ピッチフォードを下しガッツポーズを見せる水谷(AP)

卓球世界選手権 団体戦第7日

(3月5日 マレーシア・クアラルンプール マラワティ体育館)
 男女の準決勝が行われ、4大会連続銅メダルの日本男子はイングランドに3―1で勝ち、決勝に進んだ。女子とそろってのアベック決勝は1971年名古屋大会以来45年ぶり。男子が決勝に進むのは77年バーミンガム大会以来39年ぶり。水谷隼(26=ビーコン・ラボ)が2勝を挙げてエースの働き。4番手の試合は第4ゲームを6―10でマッチポイントを握られてから6連続得点で大逆転。5ゲーム目も奪ってチームの勝利を決めた。6日は男女とも中国と対戦する。

 はね返されてきた準決勝の壁をようやく突破した。ここ4大会連続で銅メダルだった男子が39年ぶりの決勝進出。コートで全員が抱き合って喜びを分かち合った。

 「長く低迷していた。僕たちが変えたい気持ちは強かった」

 エース水谷の口調は熱を帯びていた。大島が落として迎えた4番手の試合は気力を振り絞った戦いだった。世界ランキング64位ピッチフォードの捨て身の攻撃を受け、第4ゲームは6―10でマッチポイントを握られた。だが、諦めなかった。

 「まだやれると思った。ここで終わらせるわけにはいかない」。驚異的な粘りで11―10。最後は後陣に下げられながらも相手の強打を7度防いでミスを誘った。会場は33年ぶり4強に進んだ卓球発祥のイングランドを応援する声が大きかったが、あと1点で敗戦のピンチを6連続得点を奪ってひっくり返した。

 77年バーミンガム大会以来の決勝進出は、長いジュニア強化策の成果でもある。01年に小学生のナショナルチームをつくり、選手、親、指導者を集めての合宿を定期的に行った。日本卓球連盟の前原正浩専務理事は「技術、フィジカル、栄養、メンタルの4本柱」と指導の要点を説明した。

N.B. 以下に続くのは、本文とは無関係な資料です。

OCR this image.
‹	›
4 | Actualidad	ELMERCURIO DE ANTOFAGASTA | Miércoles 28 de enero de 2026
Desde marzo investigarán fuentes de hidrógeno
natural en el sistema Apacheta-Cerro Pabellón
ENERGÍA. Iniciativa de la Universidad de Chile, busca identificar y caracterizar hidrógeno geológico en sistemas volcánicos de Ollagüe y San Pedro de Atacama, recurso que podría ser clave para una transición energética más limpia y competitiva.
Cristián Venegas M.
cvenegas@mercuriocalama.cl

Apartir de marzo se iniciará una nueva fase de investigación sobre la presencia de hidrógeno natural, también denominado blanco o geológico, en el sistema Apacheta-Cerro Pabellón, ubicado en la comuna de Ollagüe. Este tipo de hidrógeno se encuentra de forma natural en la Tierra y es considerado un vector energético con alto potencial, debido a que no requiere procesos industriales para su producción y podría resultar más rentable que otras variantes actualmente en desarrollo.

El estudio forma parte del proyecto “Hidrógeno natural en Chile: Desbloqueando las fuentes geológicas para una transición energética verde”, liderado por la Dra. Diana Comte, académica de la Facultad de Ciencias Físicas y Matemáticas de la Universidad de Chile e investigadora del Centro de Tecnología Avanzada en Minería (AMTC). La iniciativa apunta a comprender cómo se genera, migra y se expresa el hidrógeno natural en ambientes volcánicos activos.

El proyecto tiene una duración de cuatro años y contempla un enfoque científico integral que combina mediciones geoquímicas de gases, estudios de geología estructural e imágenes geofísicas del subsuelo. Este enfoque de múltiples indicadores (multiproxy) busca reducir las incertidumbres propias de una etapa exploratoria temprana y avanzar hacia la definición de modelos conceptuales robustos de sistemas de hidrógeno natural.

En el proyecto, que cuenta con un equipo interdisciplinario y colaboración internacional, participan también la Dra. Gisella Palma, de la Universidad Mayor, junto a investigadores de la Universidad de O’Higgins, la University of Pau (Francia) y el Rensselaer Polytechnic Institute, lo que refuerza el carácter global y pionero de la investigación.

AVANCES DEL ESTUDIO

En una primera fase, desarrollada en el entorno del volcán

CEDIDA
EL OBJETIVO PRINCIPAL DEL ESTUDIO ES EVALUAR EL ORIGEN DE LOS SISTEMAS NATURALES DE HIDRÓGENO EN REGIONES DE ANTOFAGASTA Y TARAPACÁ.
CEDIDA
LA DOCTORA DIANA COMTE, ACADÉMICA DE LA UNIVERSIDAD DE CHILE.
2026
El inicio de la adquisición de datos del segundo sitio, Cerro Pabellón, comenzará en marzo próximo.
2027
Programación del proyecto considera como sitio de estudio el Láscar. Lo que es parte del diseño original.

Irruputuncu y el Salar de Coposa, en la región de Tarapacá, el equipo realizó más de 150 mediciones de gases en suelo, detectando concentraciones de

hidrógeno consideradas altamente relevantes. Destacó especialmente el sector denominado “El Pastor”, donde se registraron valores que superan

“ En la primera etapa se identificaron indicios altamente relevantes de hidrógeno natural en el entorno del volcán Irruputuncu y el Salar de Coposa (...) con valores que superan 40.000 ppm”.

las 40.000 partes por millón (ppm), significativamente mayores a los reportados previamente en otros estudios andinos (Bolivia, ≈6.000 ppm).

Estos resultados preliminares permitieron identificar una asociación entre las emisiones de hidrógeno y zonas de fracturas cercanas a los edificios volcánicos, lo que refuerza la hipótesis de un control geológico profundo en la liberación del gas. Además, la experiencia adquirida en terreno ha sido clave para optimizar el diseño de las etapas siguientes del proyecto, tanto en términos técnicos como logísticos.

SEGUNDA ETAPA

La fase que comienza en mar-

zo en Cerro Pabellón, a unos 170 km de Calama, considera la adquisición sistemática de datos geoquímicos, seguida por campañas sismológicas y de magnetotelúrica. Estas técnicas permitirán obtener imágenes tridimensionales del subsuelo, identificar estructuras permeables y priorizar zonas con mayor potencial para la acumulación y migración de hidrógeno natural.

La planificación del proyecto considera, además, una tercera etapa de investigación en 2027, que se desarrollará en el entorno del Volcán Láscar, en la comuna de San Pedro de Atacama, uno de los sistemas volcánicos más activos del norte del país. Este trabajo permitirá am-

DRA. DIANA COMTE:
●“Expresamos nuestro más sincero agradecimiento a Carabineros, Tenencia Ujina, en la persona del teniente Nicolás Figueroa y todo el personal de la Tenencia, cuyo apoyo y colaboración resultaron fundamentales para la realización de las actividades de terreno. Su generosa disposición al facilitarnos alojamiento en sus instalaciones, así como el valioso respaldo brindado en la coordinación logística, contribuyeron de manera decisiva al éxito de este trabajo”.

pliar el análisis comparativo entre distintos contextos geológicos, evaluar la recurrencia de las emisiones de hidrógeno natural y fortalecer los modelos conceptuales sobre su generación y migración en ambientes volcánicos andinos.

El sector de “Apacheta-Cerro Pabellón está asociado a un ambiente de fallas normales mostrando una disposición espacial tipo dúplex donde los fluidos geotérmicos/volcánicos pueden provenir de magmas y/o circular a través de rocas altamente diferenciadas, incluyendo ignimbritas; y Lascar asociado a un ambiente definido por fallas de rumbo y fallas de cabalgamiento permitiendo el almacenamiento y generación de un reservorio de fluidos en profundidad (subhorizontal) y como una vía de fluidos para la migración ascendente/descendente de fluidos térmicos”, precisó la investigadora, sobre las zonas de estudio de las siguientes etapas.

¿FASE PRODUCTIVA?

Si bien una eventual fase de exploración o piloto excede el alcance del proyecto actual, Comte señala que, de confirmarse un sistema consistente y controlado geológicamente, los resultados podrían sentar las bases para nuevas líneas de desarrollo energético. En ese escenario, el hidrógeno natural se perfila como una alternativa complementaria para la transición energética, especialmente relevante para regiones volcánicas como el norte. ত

 若年層の強化に取り組んだのは、その当時「81年以降、小学生の全国大会優勝者で五輪に出たのは1人だけ」という育成面の課題があったから。小学生ナショナルチームの1期生が水谷。08年大会から続く世界選手権団体戦の4つの銅メダルには全てメンバー入りしていた。そして、今回。エースとして決勝進出へチームを引っ張った。

 残る仕事はあと一つ。水谷は力強く語った。「舞台は整った。決勝では世界で勝ち続けてきた中国に、僕たちが歴史を変えられるように頑張る」。69年ミュンヘン大会以来47年ぶり金メダルをかけ、最強の中国に挑む。